9. What was the most difficult thing?
One of the things to do this is to put the responsibilities within the people, I don't think it works when you do it top-down when you put all these seventy people in the room and tell them that from the next day they will be different. The key issue here is to make it work in such a way and provoke the reaction of thinking of the people themselves, putting them in front of what we want to achieve if the way we work is the best way. The best way to change is when people convince in that themselves. That's why I didn't want to change everything overnight because the system didn't exist at that time and if people are not convinced they wouldn't work. They had to see themselves that the old style would not work - and then change goes very quickly because the best way of convincing the person is making him talk to the one that was convinced before. We basically changed the company in a six months' time to the team approach with the fantastic results. It's easier if people immediately see the effect of that but as well it means that people are joining the new success, because the optimization man can have worse results than before if they feel part of the ultimate success.
10. It's very difficult to make people change if thing are going well anyway.
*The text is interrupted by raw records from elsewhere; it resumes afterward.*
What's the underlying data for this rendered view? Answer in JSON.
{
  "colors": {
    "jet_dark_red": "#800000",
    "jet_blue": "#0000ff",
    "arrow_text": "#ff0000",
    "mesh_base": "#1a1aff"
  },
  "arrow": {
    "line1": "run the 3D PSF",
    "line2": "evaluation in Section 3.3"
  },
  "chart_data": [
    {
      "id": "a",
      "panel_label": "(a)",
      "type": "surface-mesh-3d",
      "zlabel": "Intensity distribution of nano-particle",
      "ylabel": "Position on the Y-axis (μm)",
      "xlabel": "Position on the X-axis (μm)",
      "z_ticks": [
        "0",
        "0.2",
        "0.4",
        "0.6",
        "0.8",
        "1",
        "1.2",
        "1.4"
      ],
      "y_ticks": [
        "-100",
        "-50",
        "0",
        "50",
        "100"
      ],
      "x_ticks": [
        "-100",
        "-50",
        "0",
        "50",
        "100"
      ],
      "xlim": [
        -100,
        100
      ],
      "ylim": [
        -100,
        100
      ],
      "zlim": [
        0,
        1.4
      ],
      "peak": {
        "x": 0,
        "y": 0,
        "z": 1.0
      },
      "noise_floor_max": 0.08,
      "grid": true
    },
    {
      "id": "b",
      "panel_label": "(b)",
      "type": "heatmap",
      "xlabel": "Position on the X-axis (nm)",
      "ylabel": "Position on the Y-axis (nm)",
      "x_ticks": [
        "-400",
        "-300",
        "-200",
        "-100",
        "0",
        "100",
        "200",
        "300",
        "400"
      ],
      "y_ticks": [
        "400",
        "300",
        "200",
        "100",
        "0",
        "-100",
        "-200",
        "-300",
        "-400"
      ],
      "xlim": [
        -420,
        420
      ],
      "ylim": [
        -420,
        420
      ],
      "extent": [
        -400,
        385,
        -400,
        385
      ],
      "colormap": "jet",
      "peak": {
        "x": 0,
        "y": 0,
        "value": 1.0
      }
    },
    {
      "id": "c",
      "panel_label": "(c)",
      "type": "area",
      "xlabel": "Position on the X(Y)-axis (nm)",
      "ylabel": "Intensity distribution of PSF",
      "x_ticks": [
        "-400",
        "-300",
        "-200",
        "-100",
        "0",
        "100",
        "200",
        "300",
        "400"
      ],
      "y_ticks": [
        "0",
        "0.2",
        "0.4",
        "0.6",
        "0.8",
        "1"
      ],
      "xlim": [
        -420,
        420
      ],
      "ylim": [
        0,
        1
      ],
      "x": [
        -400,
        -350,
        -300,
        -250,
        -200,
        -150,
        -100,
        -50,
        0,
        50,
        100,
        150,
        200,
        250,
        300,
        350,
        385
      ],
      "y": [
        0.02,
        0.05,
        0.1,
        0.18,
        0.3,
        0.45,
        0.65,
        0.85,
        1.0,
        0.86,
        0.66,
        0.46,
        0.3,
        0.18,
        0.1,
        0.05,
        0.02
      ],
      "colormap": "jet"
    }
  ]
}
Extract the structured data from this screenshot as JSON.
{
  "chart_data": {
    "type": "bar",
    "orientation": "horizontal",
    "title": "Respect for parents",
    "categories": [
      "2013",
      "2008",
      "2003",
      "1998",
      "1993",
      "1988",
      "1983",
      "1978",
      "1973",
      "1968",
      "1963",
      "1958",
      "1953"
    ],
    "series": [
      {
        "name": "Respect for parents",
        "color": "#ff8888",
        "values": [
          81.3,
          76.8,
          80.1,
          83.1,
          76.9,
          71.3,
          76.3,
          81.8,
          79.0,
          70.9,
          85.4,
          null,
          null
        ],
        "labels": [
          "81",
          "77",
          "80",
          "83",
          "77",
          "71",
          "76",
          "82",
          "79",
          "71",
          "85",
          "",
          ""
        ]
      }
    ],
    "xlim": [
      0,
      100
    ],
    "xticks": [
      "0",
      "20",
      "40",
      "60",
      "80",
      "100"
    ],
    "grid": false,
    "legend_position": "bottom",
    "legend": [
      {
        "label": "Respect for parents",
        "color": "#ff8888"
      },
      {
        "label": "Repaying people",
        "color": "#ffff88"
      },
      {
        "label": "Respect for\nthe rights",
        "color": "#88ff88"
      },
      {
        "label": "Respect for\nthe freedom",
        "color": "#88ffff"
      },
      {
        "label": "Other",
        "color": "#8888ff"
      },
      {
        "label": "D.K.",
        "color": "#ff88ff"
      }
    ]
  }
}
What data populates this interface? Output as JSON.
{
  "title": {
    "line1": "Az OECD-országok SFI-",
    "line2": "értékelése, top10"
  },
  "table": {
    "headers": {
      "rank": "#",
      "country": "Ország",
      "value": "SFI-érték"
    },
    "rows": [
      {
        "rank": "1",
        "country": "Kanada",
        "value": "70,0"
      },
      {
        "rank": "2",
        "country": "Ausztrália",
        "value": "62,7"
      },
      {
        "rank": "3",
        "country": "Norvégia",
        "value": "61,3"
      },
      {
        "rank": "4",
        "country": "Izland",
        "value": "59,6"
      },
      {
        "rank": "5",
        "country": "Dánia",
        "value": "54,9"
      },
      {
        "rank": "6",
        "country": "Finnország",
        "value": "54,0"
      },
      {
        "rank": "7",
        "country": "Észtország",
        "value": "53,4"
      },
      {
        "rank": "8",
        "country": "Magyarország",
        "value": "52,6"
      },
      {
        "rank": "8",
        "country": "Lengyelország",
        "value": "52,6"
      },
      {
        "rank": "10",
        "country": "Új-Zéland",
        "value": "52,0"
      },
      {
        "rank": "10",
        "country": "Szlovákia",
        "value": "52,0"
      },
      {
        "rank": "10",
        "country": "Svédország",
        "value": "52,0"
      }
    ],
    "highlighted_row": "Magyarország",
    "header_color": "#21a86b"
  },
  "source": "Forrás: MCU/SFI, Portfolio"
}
If things go wrong people are tempted to change anyhow, but if you are successful and you motivate to change, so it's a very hard thing to do. And usually it has to do with looking into the future because if we have our opinion and vision for the future other people may have another opinion to that and you'll have more discussion. Also as a leader of team you should convince in some cases or you'll see the team where some people will be convinced and agree with the change. And you'll see two types of people: some of them will say that they would do but they wouldn't do because they're not convinced and the other would say that they wouldn't do it because it's wrong. And here it comes a point when you ought to be clear: you're either with us or not with us. Even in the difficult situations I had an experience when you will say even to top people within the company that now the time of discussion is over. And if they don't join, you will do it without them. It's an important issue to put a team at No 1 and not compromise based on what one individual might look into.